Peki bu hali bilinçli bir şekilde nasıl kontrol ederiz diye sorarsak öncelikle bilinçli yaşayabilmeyi öğrenmeliyiz. Nerede ne halde olduğumuzu Anlamak ise bizim bilincimize yani ruhumuza bağlıdır. Ne kadar zihnimizi kontrol edebilirsek o kadar bilinçli oluruz.* Zihnimiz her an hareket etmektedir. Yani hep bir yerlerdedir bazen a noktasında bazen b noktasında ve bunlar arasında bağlantı olması gerekmez. Hep bir şeyler düşünür.
Zihnini kontrol edebilen insan, bilinçli yaşar. Şu halimizde bilinç hapsolmuştur zihnimize hizmet eder. Zihnini kontrol edemeyen bilinçli yaşayamaz.

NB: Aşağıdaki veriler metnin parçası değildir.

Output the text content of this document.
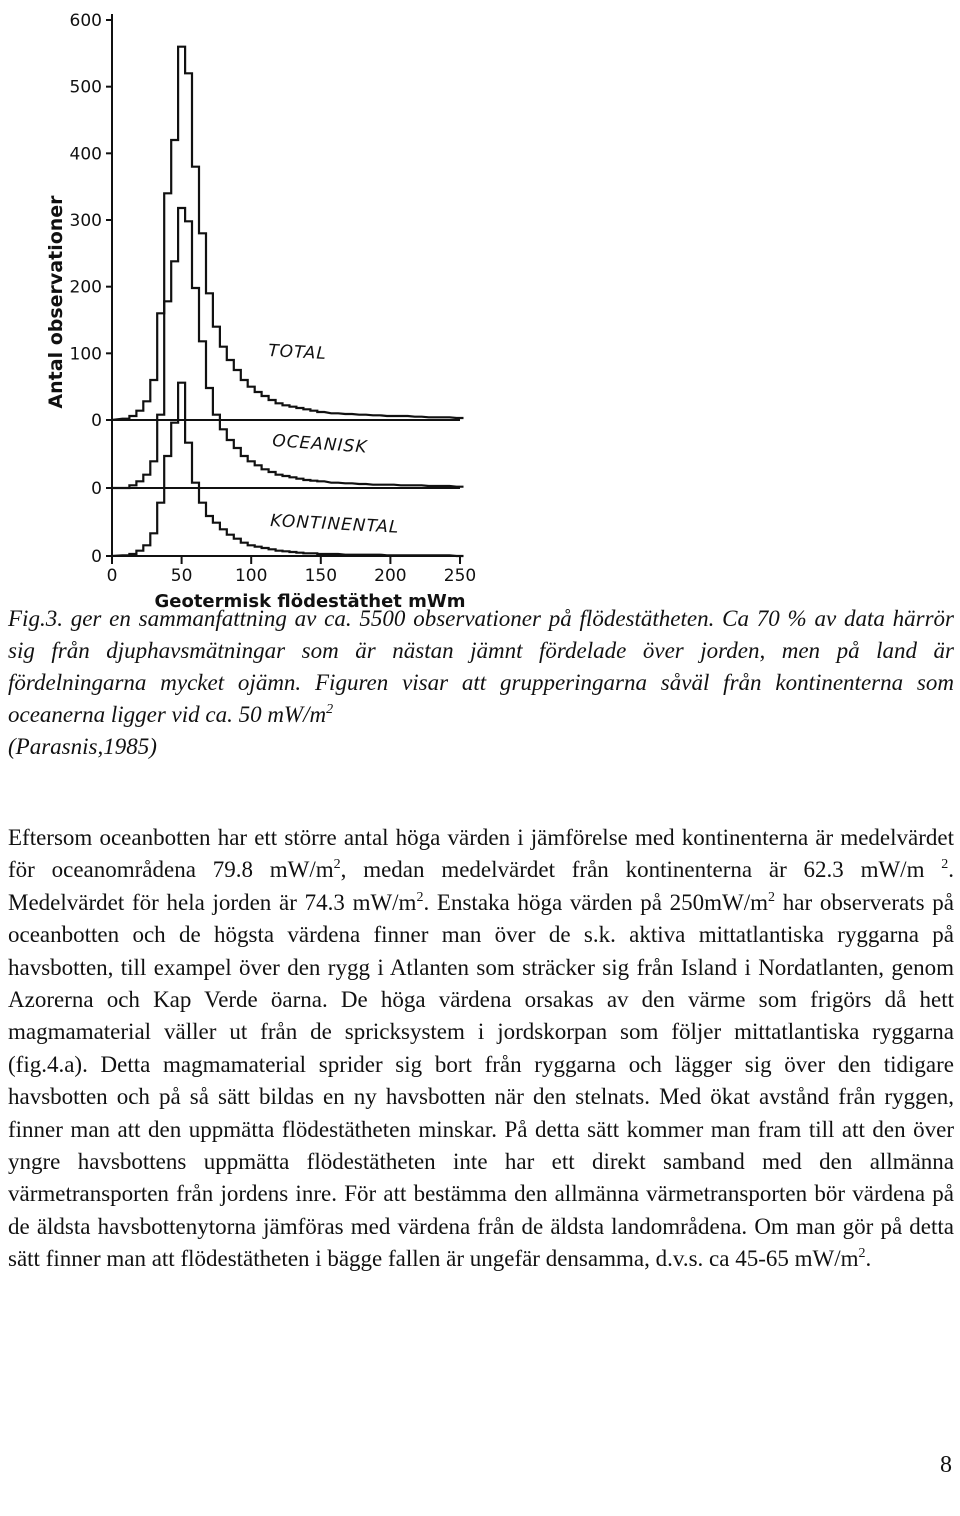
600
500
400
300
200
100
0
0
0
0	50	100 150 200 250
TOTAL
OCEANISK
KONTINENTAL
Antal observationer
Geotermisk flödestäthet mWm

Fig.3. ger en sammanfattning av ca. 5500 observationer på flödestätheten. Ca 70 % av data härrör sig från djuphavsmätningar som är nästan jämnt fördelade över jorden, men på land är fördelningarna mycket ojämn. Figuren visar att grupperingarna såväl från kontinenterna som oceanerna ligger vid ca. 50 $mW/m^2$
(Parasnis,1985)

Eftersom oceanbotten har ett större antal höga värden i jämförelse med kontinenterna är medelvärdet för oceanområdena 79.8 $mW/m^2$, medan medelvärdet från kontinenterna är 62.3 mW/m $^2$. Medelvärdet för hela jorden är 74.3 $mW/m^2$. Enstaka höga värden på $250mW/m^2$ har observerats på oceanbotten och de högsta värdena finner man över de s.k. aktiva mittatlantiska ryggarna på havsbotten, till exampel över den rygg i Atlanten som sträcker sig från Island i Nordatlanten, genom Azorerna och Kap Verde öarna. De höga värdena orsakas av den värme som frigörs då hett magmamaterial väller ut från de spricksystem i jordskorpan som följer mittatlantiska ryggarna (fig.4.a). Detta magmamaterial sprider sig bort från ryggarna och lägger sig över den tidigare havsbotten och på så sätt bildas en ny havsbotten när den stelnats. Med ökat avstånd från ryggen, finner man att den uppmätta flödestätheten minskar. På detta sätt kommer man fram till att den över yngre havsbottens uppmätta flödestätheten inte har ett direkt samband med den allmänna värmetransporten från jordens inre. För att bestämma den allmänna värmetransporten bör värdena på de äldsta havsbottenytorna jämföras med värdena från de äldsta landområdena. Om man gör på detta sätt finner man att flödestätheten i bägge fallen är ungefär densamma, d.v.s. ca 45-65 $mW/m^2$.

8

Bilinç ruhtur, nefis ise zihin. Nefis, binektir deriz ya hep işte bu bineği binek olarak kullanmalıyız yani zihnimizi kontrol etmeliyiz. Başını boş bırakırsak kafasına göre helal haram demeden her yere gider. Her şeyi düşünür yerinde durmaz işte önce onu kontrol etmek lazım. Zihin hep bir yerlere gitmek, düşünmek ister asla bir yerde duramaz. Durursa ölür çünkü işlevi kalmaz.
İşlevi kalmayınca bilinçlenmeye başlarız. İşte rabıta da(Bir murşid önderliğinde yapılmalı) her gün sadece 15 dakika zihnini kilitleyebilen kişi bilinçli şekilde o nuru ruhuna işler ve bilinçlenir.
Nasıl zihin kitlenir onu hepimiz biliyoruz ama göz ardı ediyoruz. Gaflet, vesvese bunlar hep zihnin bir yerlere kaçtığı kapılardır. Kapıları kapatan insan zihnini olması gerektiği gibi kullanır ve bilinçli yaşar.
Bilinçli yaşayan insan zihnini, nefsini ve nefesini kontrol eder. Zihnini kontrol eden insan gaflete düşmez. Her an Allahı anar. Zaten tarikatlerin gayesi de budur.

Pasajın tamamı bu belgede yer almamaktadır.